Despite this, the detection of T4 even in this rudimentary assay in the beef-containing flavours of food is highly suspicious. Furthermore, there are multiple reports of dietary thyrotoxicosis in dogs fed raw meat diets or dried gullet treats, and the present case also had behavioural changes that can be associated with hyperthyroidism. A link between the thyrotoxicosis and the seizures is suspected here, although this has not previously been reported. It is also possible the hyperthyroidism was incidental in an otherwise idiopathic epileptic dog.

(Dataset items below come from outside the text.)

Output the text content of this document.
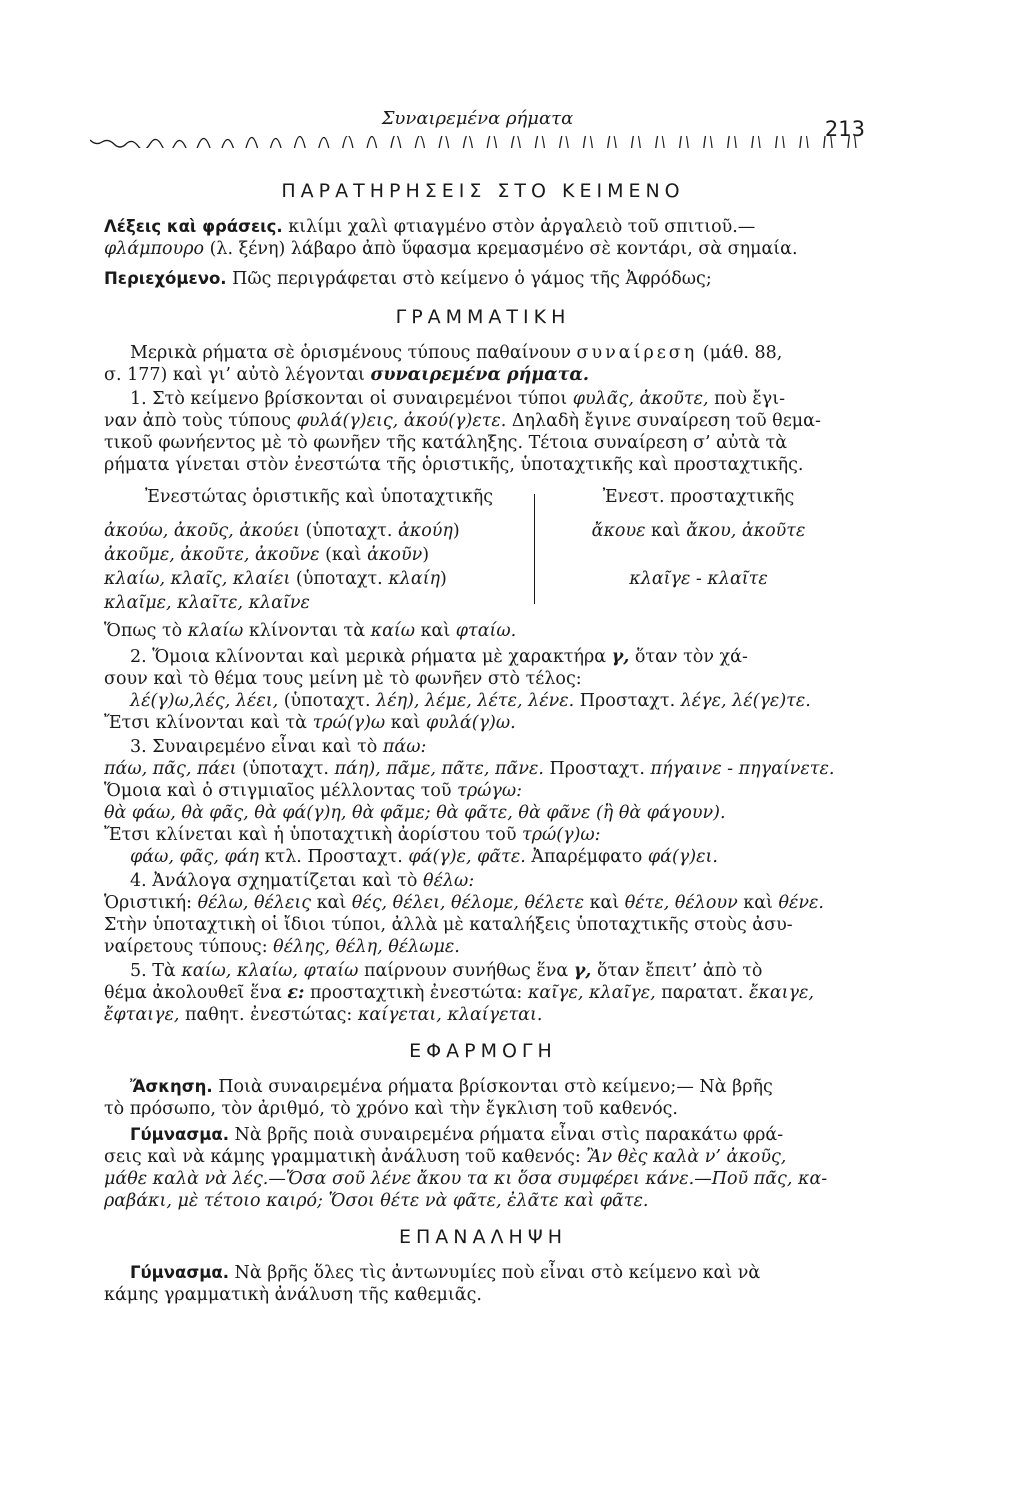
Συναιρεμένα ρήματα	213
ΠΑΡΑΤΗΡΗΣΕΙΣ ΣΤΟ ΚΕΙΜΕΝΟ
Λέξεις καὶ φράσεις. κιλίμι χαλὶ φτιαγμένο στὸν ἀργαλειὸ τοῦ σπιτιοῦ.—
φλάμπουρο (λ. ξένη) λάβαρο ἀπὸ ὕφασμα κρεμασμένο σὲ κοντάρι, σὰ σημαία.
Περιεχόμενο. Πῶς περιγράφεται στὸ κείμενο ὁ γάμος τῆς Ἀφρόδως;
ΓΡΑΜΜΑΤΙΚΗ
Μερικὰ ρήματα σὲ ὁρισμένους τύπους παθαίνουν συναίρεση (μάθ. 88,
σ. 177) καὶ γι’ αὐτὸ λέγονται συναιρεμένα ρήματα.
1. Στὸ κείμενο βρίσκονται οἱ συναιρεμένοι τύποι φυλᾶς, ἀκοῦτε, ποὺ ἔγι-
ναν ἀπὸ τοὺς τύπους φυλά(γ)εις, ἀκού(γ)ετε. Δηλαδὴ ἔγινε συναίρεση τοῦ θεμα-
τικοῦ φωνήεντος μὲ τὸ φωνῆεν τῆς κατάληξης. Τέτοια συναίρεση σ’ αὐτὰ τὰ
ρήματα γίνεται στὸν ἐνεστώτα τῆς ὁριστικῆς, ὑποταχτικῆς καὶ προσταχτικῆς.
Ἐνεστώτας ὁριστικῆς καὶ ὑποταχτικῆς
ἀκούω, ἀκοῦς, ἀκούει (ὑποταχτ. ἀκούη)
ἀκοῦμε, ἀκοῦτε, ἀκοῦνε (καὶ ἀκοῦν)
κλαίω, κλαῖς, κλαίει (ὑποταχτ. κλαίη)
κλαῖμε, κλαῖτε, κλαῖνε
Ἐνεστ. προσταχτικῆς
ἄκουε καὶ ἄκου, ἀκοῦτε
κλαῖγε - κλαῖτε
Ὅπως τὸ κλαίω κλίνονται τὰ καίω καὶ φταίω.
2. Ὅμοια κλίνονται καὶ μερικὰ ρήματα μὲ χαρακτήρα γ, ὅταν τὸν χά-
σουν καὶ τὸ θέμα τους μείνη μὲ τὸ φωνῆεν στὸ τέλος:
λέ(γ)ω,λές, λέει, (ὑποταχτ. λέη), λέμε, λέτε, λένε. Προσταχτ. λέγε, λέ(γε)τε.
Ἔτσι κλίνονται καὶ τὰ τρώ(γ)ω καὶ φυλά(γ)ω.
3. Συναιρεμένο εἶναι καὶ τὸ πάω:
πάω, πᾶς, πάει (ὑποταχτ. πάη), πᾶμε, πᾶτε, πᾶνε. Προσταχτ. πήγαινε - πηγαίνετε.
Ὅμοια καὶ ὁ στιγμιαῖος μέλλοντας τοῦ τρώγω:
θὰ φάω, θὰ φᾶς, θὰ φά(γ)η, θὰ φᾶμε; θὰ φᾶτε, θὰ φᾶνε (ἢ θὰ φάγουν).
Ἔτσι κλίνεται καὶ ἡ ὑποταχτικὴ ἀορίστου τοῦ τρώ(γ)ω:
φάω, φᾶς, φάη κτλ. Προσταχτ. φά(γ)ε, φᾶτε. Ἀπαρέμφατο φά(γ)ει.
4. Ἀνάλογα σχηματίζεται καὶ τὸ θέλω:
Ὁριστική: θέλω, θέλεις καὶ θές, θέλει, θέλομε, θέλετε καὶ θέτε, θέλουν καὶ θένε.
Στὴν ὑποταχτικὴ οἱ ἴδιοι τύποι, ἀλλὰ μὲ καταλήξεις ὑποταχτικῆς στοὺς ἀσυ-
ναίρετους τύπους: θέλης, θέλη, θέλωμε.
5. Τὰ καίω, κλαίω, φταίω παίρνουν συνήθως ἕνα γ, ὅταν ἔπειτ’ ἀπὸ τὸ
θέμα ἀκολουθεῖ ἕνα ε: προσταχτικὴ ἐνεστώτα: καῖγε, κλαῖγε, παρατατ. ἔκαιγε,
ἔφταιγε, παθητ. ἐνεστώτας: καίγεται, κλαίγεται.
ΕΦΑΡΜΟΓΗ
Ἄσκηση. Ποιὰ συναιρεμένα ρήματα βρίσκονται στὸ κείμενο;— Νὰ βρῆς
τὸ πρόσωπο, τὸν ἀριθμό, τὸ χρόνο καὶ τὴν ἔγκλιση τοῦ καθενός.
Γύμνασμα. Νὰ βρῆς ποιὰ συναιρεμένα ρήματα εἶναι στὶς παρακάτω φρά-
σεις καὶ νὰ κάμης γραμματικὴ ἀνάλυση τοῦ καθενός: Ἂν θὲς καλὰ ν’ ἀκοῦς,
μάθε καλὰ νὰ λές.—Ὅσα σοῦ λένε ἄκου τα κι ὅσα συμφέρει κάνε.—Ποῦ πᾶς, κα-
ραβάκι, μὲ τέτοιο καιρό; Ὅσοι θέτε νὰ φᾶτε, ἐλᾶτε καὶ φᾶτε.
ΕΠΑΝΑΛΗΨΗ
Γύμνασμα. Νὰ βρῆς ὅλες τὶς ἀντωνυμίες ποὺ εἶναι στὸ κείμενο καὶ νὰ
κάμης γραμματικὴ ἀνάλυση τῆς καθεμιᾶς.
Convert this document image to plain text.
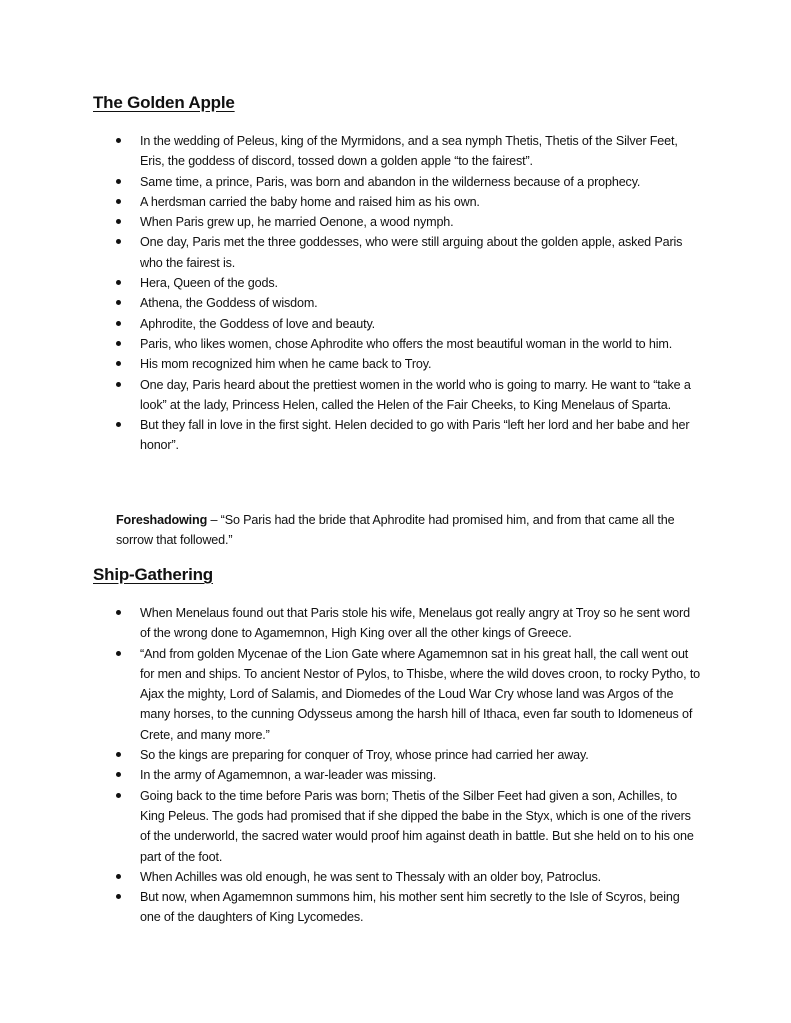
The Golden Apple
In the wedding of Peleus, king of the Myrmidons, and a sea nymph Thetis, Thetis of the Silver Feet, Eris, the goddess of discord, tossed down a golden apple “to the fairest”.
Same time, a prince, Paris, was born and abandon in the wilderness because of a prophecy.
A herdsman carried the baby home and raised him as his own.
When Paris grew up, he married Oenone, a wood nymph.
One day, Paris met the three goddesses, who were still arguing about the golden apple, asked Paris who the fairest is.
Hera, Queen of the gods.
Athena, the Goddess of wisdom.
Aphrodite, the Goddess of love and beauty.
Paris, who likes women, chose Aphrodite who offers the most beautiful woman in the world to him.
His mom recognized him when he came back to Troy.
One day, Paris heard about the prettiest women in the world who is going to marry. He want to “take a look” at the lady, Princess Helen, called the Helen of the Fair Cheeks, to King Menelaus of Sparta.
But they fall in love in the first sight. Helen decided to go with Paris “left her lord and her babe and her honor”.

Foreshadowing – “So Paris had the bride that Aphrodite had promised him, and from that came all the sorrow that followed.”

Ship-Gathering
When Menelaus found out that Paris stole his wife, Menelaus got really angry at Troy so he sent word of the wrong done to Agamemnon, High King over all the other kings of Greece.
“And from golden Mycenae of the Lion Gate where Agamemnon sat in his great hall, the call went out for men and ships. To ancient Nestor of Pylos, to Thisbe, where the wild doves croon, to rocky Pytho, to Ajax the mighty, Lord of Salamis, and Diomedes of the Loud War Cry whose land was Argos of the many horses, to the cunning Odysseus among the harsh hill of Ithaca, even far south to Idomeneus of Crete, and many more.”
So the kings are preparing for conquer of Troy, whose prince had carried her away.
In the army of Agamemnon, a war-leader was missing.
Going back to the time before Paris was born; Thetis of the Silber Feet had given a son, Achilles, to King Peleus. The gods had promised that if she dipped the babe in the Styx, which is one of the rivers of the underworld, the sacred water would proof him against death in battle. But she held on to his one part of the foot.
When Achilles was old enough, he was sent to Thessaly with an older boy, Patroclus.
But now, when Agamemnon summons him, his mother sent him secretly to the Isle of Scyros, being one of the daughters of King Lycomedes.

In the author's opinion, a thorough dietary history should be collected in all dogs presented with seizures, and serum total T4 levels as a minimum should be assessed in all dogs fed uncooked or dried meat diets.
KEY POINTS
- Dietary hyperthyroidism is a potential cause of epileptic seizures.
- In this case, the raw food diet contained detectable levels of thyroxine, leading to the suspicion of dietary hyperthyroidism.
- The inclusion of thyroid tissue in raw food diets can lead to thyrotoxicosis.
- An animal's diet should be adjusted in a case of suspected thyrotoxicosis to determine if there is improvement in the clinical signs.
- A full neurological workup should be performed if possible, to rule out any other cause of seizures.